Das Wort, das der Schmied für »Fremde« benutzt hatte, war ein juristischer Begriff - murchoirthe, der eigentlich einen Schiffbrüchigen bezeichnete. Fidelma horchte auf, als der Schmied diese Bezeichnung wählte, denn sie konnte sich ebenso auf eine Person ohne Anspruch auf Freikauf von der Strafe beziehen, die wegen eines Verbrechens auf See ausgesetzt und dann an Land gespült wurde. Alle anderen hatten zuvor den Ausdruck deorad oder »Außenseiter« benutzt. Das bezog sich auf jemanden, der vor dem Gesetz als Rechtsperson galt. Fidelma ließ sich ihr Interesse an der Wortwahl des Schmieds nicht anmerken.
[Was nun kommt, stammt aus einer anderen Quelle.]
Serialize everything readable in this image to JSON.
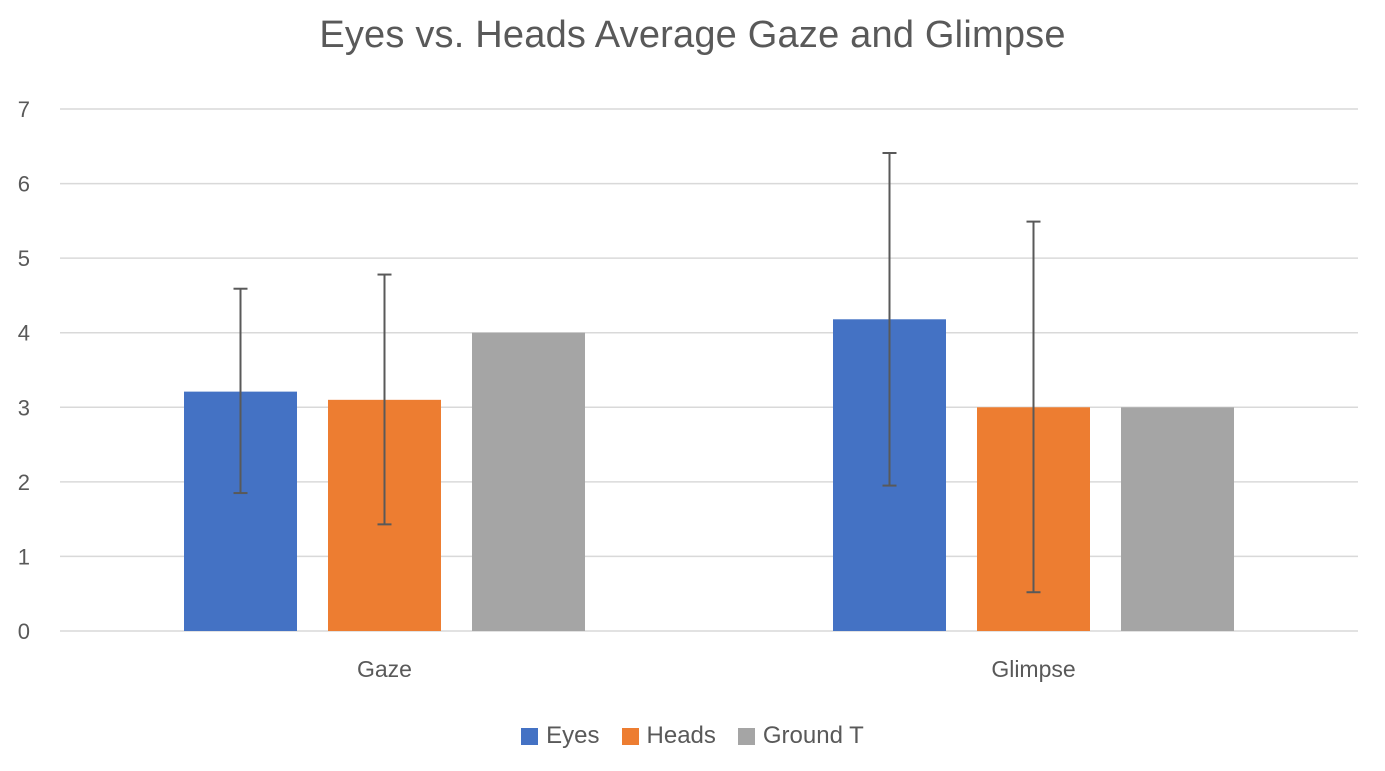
{
  "chart_data": {
    "type": "bar",
    "title": "Eyes vs. Heads Average Gaze and Glimpse",
    "categories": [
      "Gaze",
      "Glimpse"
    ],
    "series": [
      {
        "name": "Eyes",
        "color": "#4472C4",
        "values": [
          3.21,
          4.18
        ],
        "error_low": [
          1.85,
          1.95
        ],
        "error_high": [
          4.59,
          6.41
        ]
      },
      {
        "name": "Heads",
        "color": "#ED7D31",
        "values": [
          3.1,
          3.0
        ],
        "error_low": [
          1.43,
          0.52
        ],
        "error_high": [
          4.78,
          5.49
        ]
      },
      {
        "name": "Ground T",
        "color": "#A5A5A5",
        "values": [
          4.0,
          3.0
        ],
        "error_low": [
          null,
          null
        ],
        "error_high": [
          null,
          null
        ]
      }
    ],
    "ylim": [
      0,
      7
    ],
    "yticks": [
      "0",
      "1",
      "2",
      "3",
      "4",
      "5",
      "6",
      "7"
    ],
    "grid": true,
    "legend_position": "bottom"
  }
}
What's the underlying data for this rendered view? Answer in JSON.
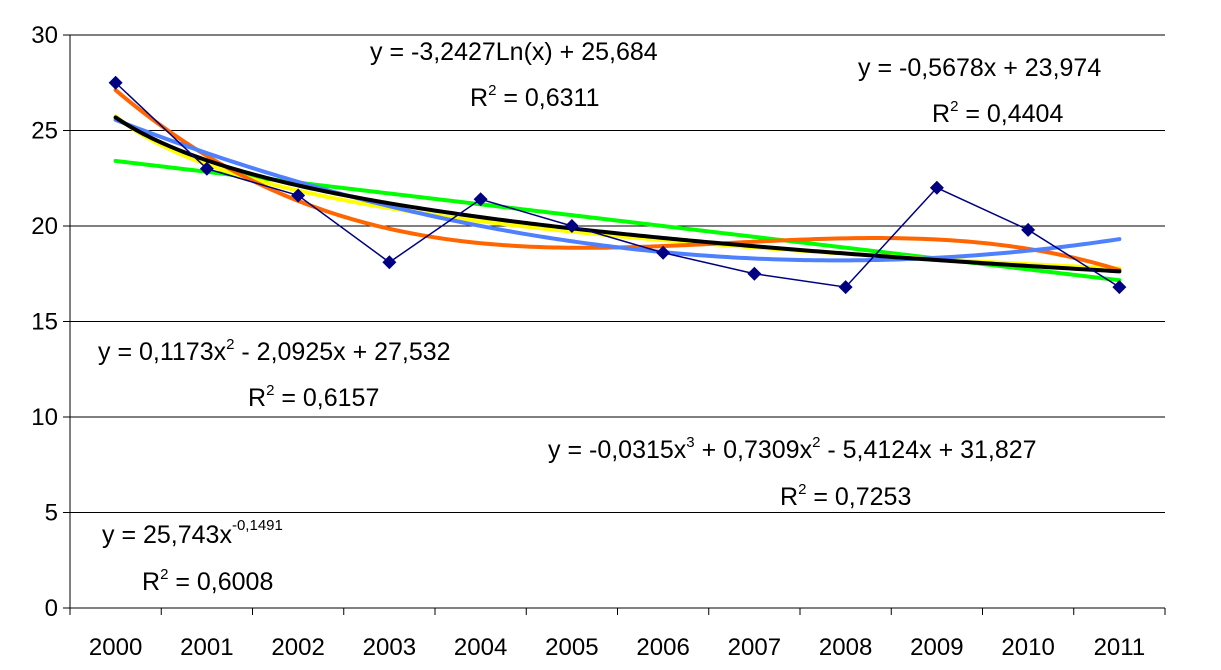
{
  "chart_data": {
    "type": "line",
    "title": "",
    "xlabel": "",
    "ylabel": "",
    "categories": [
      "2000",
      "2001",
      "2002",
      "2003",
      "2004",
      "2005",
      "2006",
      "2007",
      "2008",
      "2009",
      "2010",
      "2011"
    ],
    "ylim": [
      0,
      30
    ],
    "yticks": [
      "0",
      "5",
      "10",
      "15",
      "20",
      "25",
      "30"
    ],
    "grid": true,
    "series": [
      {
        "type": "markers-line",
        "color": "#000080",
        "marker": "diamond",
        "values": [
          27.5,
          23.0,
          21.6,
          18.1,
          21.4,
          20.0,
          18.6,
          17.5,
          16.8,
          22.0,
          19.8,
          16.8
        ]
      },
      {
        "type": "trend",
        "color": "#00FF00",
        "curve": "linear",
        "a": -0.5678,
        "b": 23.974
      },
      {
        "type": "trend",
        "color": "#FFFF00",
        "curve": "power",
        "a": 25.743,
        "b": -0.1491
      },
      {
        "type": "trend",
        "color": "#FF6600",
        "curve": "poly3",
        "c3": -0.0315,
        "c2": 0.7309,
        "c1": -5.4124,
        "c0": 31.827
      },
      {
        "type": "trend",
        "color": "#4F81FF",
        "curve": "poly2",
        "c2": 0.1173,
        "c1": -2.0925,
        "c0": 27.532
      },
      {
        "type": "trend",
        "color": "#000000",
        "curve": "log",
        "a": -3.2427,
        "b": 25.684
      }
    ],
    "annotations": {
      "log": {
        "eq_pre": "y = -3,2427Ln(x) + 25,684",
        "r2_value": " = 0,6311"
      },
      "linear": {
        "eq_pre": "y = -0,5678x + 23,974",
        "r2_value": " = 0,4404"
      },
      "poly2": {
        "eq_a": "y = 0,1173x",
        "eq_a_sup": "2",
        "eq_b": " - 2,0925x + 27,532",
        "r2_value": " = 0,6157"
      },
      "poly3": {
        "eq_a": "y = -0,0315x",
        "eq_a_sup": "3",
        "eq_b": " + 0,7309x",
        "eq_b_sup": "2",
        "eq_c": " - 5,4124x + 31,827",
        "r2_value": " = 0,7253"
      },
      "power": {
        "eq_a": "y = 25,743x",
        "eq_a_sup": "-0,1491",
        "r2_value": " = 0,6008"
      }
    },
    "r2_symbol": "R",
    "r2_sup": "2"
  }
}
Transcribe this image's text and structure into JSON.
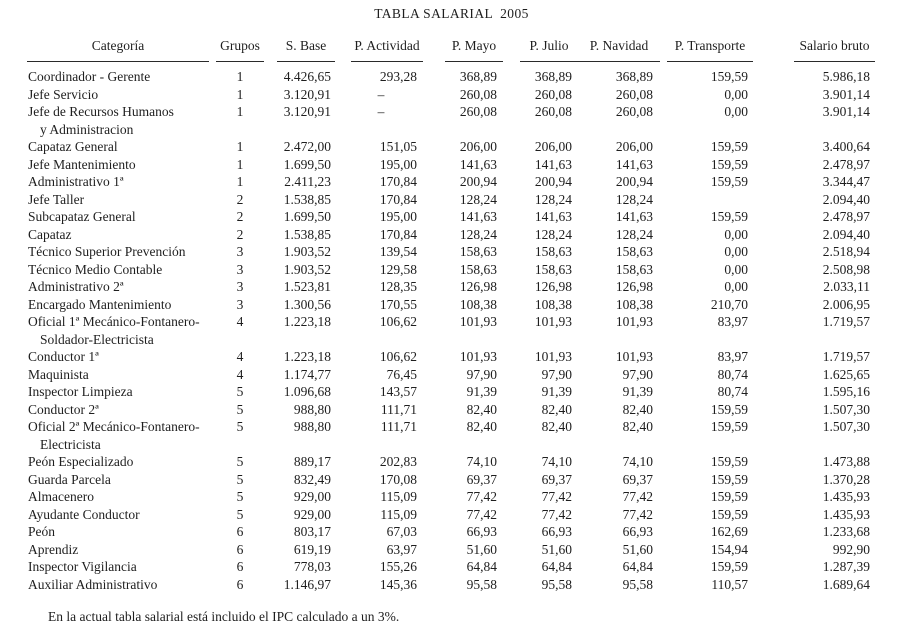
{
  "title": "TABLA SALARIAL  2005",
  "footnote": "En la actual tabla salarial está incluido el IPC calculado a un 3%.",
  "table": {
    "columns": [
      {
        "key": "categoria",
        "label": "Categoría"
      },
      {
        "key": "grupos",
        "label": "Grupos"
      },
      {
        "key": "s_base",
        "label": "S. Base"
      },
      {
        "key": "p_actividad",
        "label": "P. Actividad"
      },
      {
        "key": "p_mayo",
        "label": "P. Mayo"
      },
      {
        "key": "p_julio",
        "label": "P. Julio"
      },
      {
        "key": "p_navidad",
        "label": "P. Navidad"
      },
      {
        "key": "p_transporte",
        "label": "P. Transporte"
      },
      {
        "key": "salario_bruto",
        "label": "Salario bruto"
      }
    ],
    "rows": [
      {
        "categoria": "Coordinador - Gerente",
        "categoria2": "",
        "grupos": "1",
        "s_base": "4.426,65",
        "p_actividad": "293,28",
        "p_mayo": "368,89",
        "p_julio": "368,89",
        "p_navidad": "368,89",
        "p_transporte": "159,59",
        "salario_bruto": "5.986,18"
      },
      {
        "categoria": "Jefe Servicio",
        "categoria2": "",
        "grupos": "1",
        "s_base": "3.120,91",
        "p_actividad": "–",
        "p_mayo": "260,08",
        "p_julio": "260,08",
        "p_navidad": "260,08",
        "p_transporte": "0,00",
        "salario_bruto": "3.901,14"
      },
      {
        "categoria": "Jefe de Recursos Humanos",
        "categoria2": "y Administracion",
        "grupos": "1",
        "s_base": "3.120,91",
        "p_actividad": "–",
        "p_mayo": "260,08",
        "p_julio": "260,08",
        "p_navidad": "260,08",
        "p_transporte": "0,00",
        "salario_bruto": "3.901,14"
      },
      {
        "categoria": "Capataz General",
        "categoria2": "",
        "grupos": "1",
        "s_base": "2.472,00",
        "p_actividad": "151,05",
        "p_mayo": "206,00",
        "p_julio": "206,00",
        "p_navidad": "206,00",
        "p_transporte": "159,59",
        "salario_bruto": "3.400,64"
      },
      {
        "categoria": "Jefe Mantenimiento",
        "categoria2": "",
        "grupos": "1",
        "s_base": "1.699,50",
        "p_actividad": "195,00",
        "p_mayo": "141,63",
        "p_julio": "141,63",
        "p_navidad": "141,63",
        "p_transporte": "159,59",
        "salario_bruto": "2.478,97"
      },
      {
        "categoria": "Administrativo 1ª",
        "categoria2": "",
        "grupos": "1",
        "s_base": "2.411,23",
        "p_actividad": "170,84",
        "p_mayo": "200,94",
        "p_julio": "200,94",
        "p_navidad": "200,94",
        "p_transporte": "159,59",
        "salario_bruto": "3.344,47"
      },
      {
        "categoria": "Jefe Taller",
        "categoria2": "",
        "grupos": "2",
        "s_base": "1.538,85",
        "p_actividad": "170,84",
        "p_mayo": "128,24",
        "p_julio": "128,24",
        "p_navidad": "128,24",
        "p_transporte": "",
        "salario_bruto": "2.094,40"
      },
      {
        "categoria": "Subcapataz General",
        "categoria2": "",
        "grupos": "2",
        "s_base": "1.699,50",
        "p_actividad": "195,00",
        "p_mayo": "141,63",
        "p_julio": "141,63",
        "p_navidad": "141,63",
        "p_transporte": "159,59",
        "salario_bruto": "2.478,97"
      },
      {
        "categoria": "Capataz",
        "categoria2": "",
        "grupos": "2",
        "s_base": "1.538,85",
        "p_actividad": "170,84",
        "p_mayo": "128,24",
        "p_julio": "128,24",
        "p_navidad": "128,24",
        "p_transporte": "0,00",
        "salario_bruto": "2.094,40"
      },
      {
        "categoria": "Técnico Superior Prevención",
        "categoria2": "",
        "grupos": "3",
        "s_base": "1.903,52",
        "p_actividad": "139,54",
        "p_mayo": "158,63",
        "p_julio": "158,63",
        "p_navidad": "158,63",
        "p_transporte": "0,00",
        "salario_bruto": "2.518,94"
      },
      {
        "categoria": "Técnico Medio Contable",
        "categoria2": "",
        "grupos": "3",
        "s_base": "1.903,52",
        "p_actividad": "129,58",
        "p_mayo": "158,63",
        "p_julio": "158,63",
        "p_navidad": "158,63",
        "p_transporte": "0,00",
        "salario_bruto": "2.508,98"
      },
      {
        "categoria": "Administrativo 2ª",
        "categoria2": "",
        "grupos": "3",
        "s_base": "1.523,81",
        "p_actividad": "128,35",
        "p_mayo": "126,98",
        "p_julio": "126,98",
        "p_navidad": "126,98",
        "p_transporte": "0,00",
        "salario_bruto": "2.033,11"
      },
      {
        "categoria": "Encargado Mantenimiento",
        "categoria2": "",
        "grupos": "3",
        "s_base": "1.300,56",
        "p_actividad": "170,55",
        "p_mayo": "108,38",
        "p_julio": "108,38",
        "p_navidad": "108,38",
        "p_transporte": "210,70",
        "salario_bruto": "2.006,95"
      },
      {
        "categoria": "Oficial 1ª Mecánico-Fontanero-",
        "categoria2": "Soldador-Electricista",
        "grupos": "4",
        "s_base": "1.223,18",
        "p_actividad": "106,62",
        "p_mayo": "101,93",
        "p_julio": "101,93",
        "p_navidad": "101,93",
        "p_transporte": "83,97",
        "salario_bruto": "1.719,57"
      },
      {
        "categoria": "Conductor 1ª",
        "categoria2": "",
        "grupos": "4",
        "s_base": "1.223,18",
        "p_actividad": "106,62",
        "p_mayo": "101,93",
        "p_julio": "101,93",
        "p_navidad": "101,93",
        "p_transporte": "83,97",
        "salario_bruto": "1.719,57"
      },
      {
        "categoria": "Maquinista",
        "categoria2": "",
        "grupos": "4",
        "s_base": "1.174,77",
        "p_actividad": "76,45",
        "p_mayo": "97,90",
        "p_julio": "97,90",
        "p_navidad": "97,90",
        "p_transporte": "80,74",
        "salario_bruto": "1.625,65"
      },
      {
        "categoria": "Inspector Limpieza",
        "categoria2": "",
        "grupos": "5",
        "s_base": "1.096,68",
        "p_actividad": "143,57",
        "p_mayo": "91,39",
        "p_julio": "91,39",
        "p_navidad": "91,39",
        "p_transporte": "80,74",
        "salario_bruto": "1.595,16"
      },
      {
        "categoria": "Conductor 2ª",
        "categoria2": "",
        "grupos": "5",
        "s_base": "988,80",
        "p_actividad": "111,71",
        "p_mayo": "82,40",
        "p_julio": "82,40",
        "p_navidad": "82,40",
        "p_transporte": "159,59",
        "salario_bruto": "1.507,30"
      },
      {
        "categoria": "Oficial 2ª Mecánico-Fontanero-",
        "categoria2": "Electricista",
        "grupos": "5",
        "s_base": "988,80",
        "p_actividad": "111,71",
        "p_mayo": "82,40",
        "p_julio": "82,40",
        "p_navidad": "82,40",
        "p_transporte": "159,59",
        "salario_bruto": "1.507,30"
      },
      {
        "categoria": "Peón Especializado",
        "categoria2": "",
        "grupos": "5",
        "s_base": "889,17",
        "p_actividad": "202,83",
        "p_mayo": "74,10",
        "p_julio": "74,10",
        "p_navidad": "74,10",
        "p_transporte": "159,59",
        "salario_bruto": "1.473,88"
      },
      {
        "categoria": "Guarda Parcela",
        "categoria2": "",
        "grupos": "5",
        "s_base": "832,49",
        "p_actividad": "170,08",
        "p_mayo": "69,37",
        "p_julio": "69,37",
        "p_navidad": "69,37",
        "p_transporte": "159,59",
        "salario_bruto": "1.370,28"
      },
      {
        "categoria": "Almacenero",
        "categoria2": "",
        "grupos": "5",
        "s_base": "929,00",
        "p_actividad": "115,09",
        "p_mayo": "77,42",
        "p_julio": "77,42",
        "p_navidad": "77,42",
        "p_transporte": "159,59",
        "salario_bruto": "1.435,93"
      },
      {
        "categoria": "Ayudante Conductor",
        "categoria2": "",
        "grupos": "5",
        "s_base": "929,00",
        "p_actividad": "115,09",
        "p_mayo": "77,42",
        "p_julio": "77,42",
        "p_navidad": "77,42",
        "p_transporte": "159,59",
        "salario_bruto": "1.435,93"
      },
      {
        "categoria": "Peón",
        "categoria2": "",
        "grupos": "6",
        "s_base": "803,17",
        "p_actividad": "67,03",
        "p_mayo": "66,93",
        "p_julio": "66,93",
        "p_navidad": "66,93",
        "p_transporte": "162,69",
        "salario_bruto": "1.233,68"
      },
      {
        "categoria": "Aprendiz",
        "categoria2": "",
        "grupos": "6",
        "s_base": "619,19",
        "p_actividad": "63,97",
        "p_mayo": "51,60",
        "p_julio": "51,60",
        "p_navidad": "51,60",
        "p_transporte": "154,94",
        "salario_bruto": "992,90"
      },
      {
        "categoria": "Inspector Vigilancia",
        "categoria2": "",
        "grupos": "6",
        "s_base": "778,03",
        "p_actividad": "155,26",
        "p_mayo": "64,84",
        "p_julio": "64,84",
        "p_navidad": "64,84",
        "p_transporte": "159,59",
        "salario_bruto": "1.287,39"
      },
      {
        "categoria": "Auxiliar Administrativo",
        "categoria2": "",
        "grupos": "6",
        "s_base": "1.146,97",
        "p_actividad": "145,36",
        "p_mayo": "95,58",
        "p_julio": "95,58",
        "p_navidad": "95,58",
        "p_transporte": "110,57",
        "salario_bruto": "1.689,64"
      }
    ]
  }
}
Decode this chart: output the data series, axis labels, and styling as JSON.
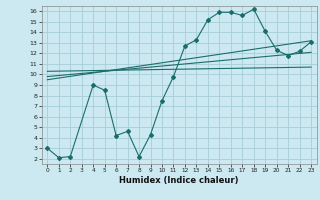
{
  "title": "",
  "xlabel": "Humidex (Indice chaleur)",
  "bg_color": "#cce8f0",
  "grid_color": "#a8cdd8",
  "line_color": "#1a6e6a",
  "xlim": [
    -0.5,
    23.5
  ],
  "ylim": [
    1.5,
    16.5
  ],
  "xticks": [
    0,
    1,
    2,
    3,
    4,
    5,
    6,
    7,
    8,
    9,
    10,
    11,
    12,
    13,
    14,
    15,
    16,
    17,
    18,
    19,
    20,
    21,
    22,
    23
  ],
  "yticks": [
    2,
    3,
    4,
    5,
    6,
    7,
    8,
    9,
    10,
    11,
    12,
    13,
    14,
    15,
    16
  ],
  "line1_x": [
    0,
    1,
    2,
    4,
    5,
    6,
    7,
    8,
    9,
    10,
    11,
    12,
    13,
    14,
    15,
    16,
    17,
    18,
    19,
    20,
    21,
    22,
    23
  ],
  "line1_y": [
    3.0,
    2.1,
    2.2,
    9.0,
    8.5,
    4.2,
    4.6,
    2.2,
    4.3,
    7.5,
    9.8,
    12.7,
    13.3,
    15.2,
    15.9,
    15.9,
    15.6,
    16.2,
    14.1,
    12.3,
    11.8,
    12.2,
    13.1
  ],
  "line2_x": [
    0,
    23
  ],
  "line2_y": [
    9.5,
    13.2
  ],
  "line3_x": [
    0,
    23
  ],
  "line3_y": [
    9.8,
    12.1
  ],
  "line4_x": [
    0,
    23
  ],
  "line4_y": [
    10.3,
    10.7
  ]
}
»Also liege ich richtig mit meiner Ansicht, daß du glaubst, Brocc hätte recht?«

»Hast du schon mit Brocc gesprochen?«

»Natürlich.«

»Und hast du die Fremden schon getroffen?«

»Ja.«

Der Schmied zuckte daraufhin mit der Schulter, als wäre die Sache für ihn erledigt.

»Zu welchem Schluß bist du gekommen?« forschte Fidelma vorsichtig nach.

»Es sind keine Menschen, wie wir sie kennen. Sie wirken so fremd und häßlich. Wie nachtaktive Tiere -einfach gefährlich, wenn sie sich bei Vollmond unseren Frauen nähern. Ich teile irgendwie Broccs Ansichten. Man sollte sie vertreiben oder bestrafen für das, was sie getan haben. Nur durch Beccs Eingreifen wurden sie gerettet. O ja, Lady. Ich gebe zu, daß ich unter den Leuten war, die zur Abtei marschiert sind und ihre Bestrafung verlangt haben. Ich würde selbst Hand anlegen, wenn sich kein anderer dazu findet.«

Mißbilligend sah Fidelma ihn an. »So sollst du wissen, Schmied, daß das Gesetz deine Handlung nicht gutheißt. Was wäre geschehen, wenn ihr die Fremden verletzt oder getötet hättet?«

Der Schmied lachte, seine Voreingenommenheit war spürbar.

»Ein murchoirthe besitzt vor dem Gesetz keinen Sühnepreis. Das hat mir Brocc gesagt. Also müßte man weder eine Geldstrafe noch eine Entschädigung zahlen.«

»Ach ja? Brocc hätte dir auch erklären sollen, daß der Abt den Fremden Gastfreundschaft gewährt. Vor dem Gesetz haben sie also einen Sühnepreis, der halb so hoch wie der des Abts ist.« Sie blickte sich in seiner Schmiede um. »Ich bezweifle, daß deine Schmiede diese Summe abwerfen würde.«

Aufgebracht wandte Fidelma sich ab. Sie wollte schon davoneilen, doch sie zögerte. Ihr war klar, daß ihr Zorn genausowenig nützlich war wie seine Ablehnung jener Fremden. Sie wollte den Grund für seine Haltung begreifen und nicht etwa durch ihr Verhalten seine Ansichten bestärken.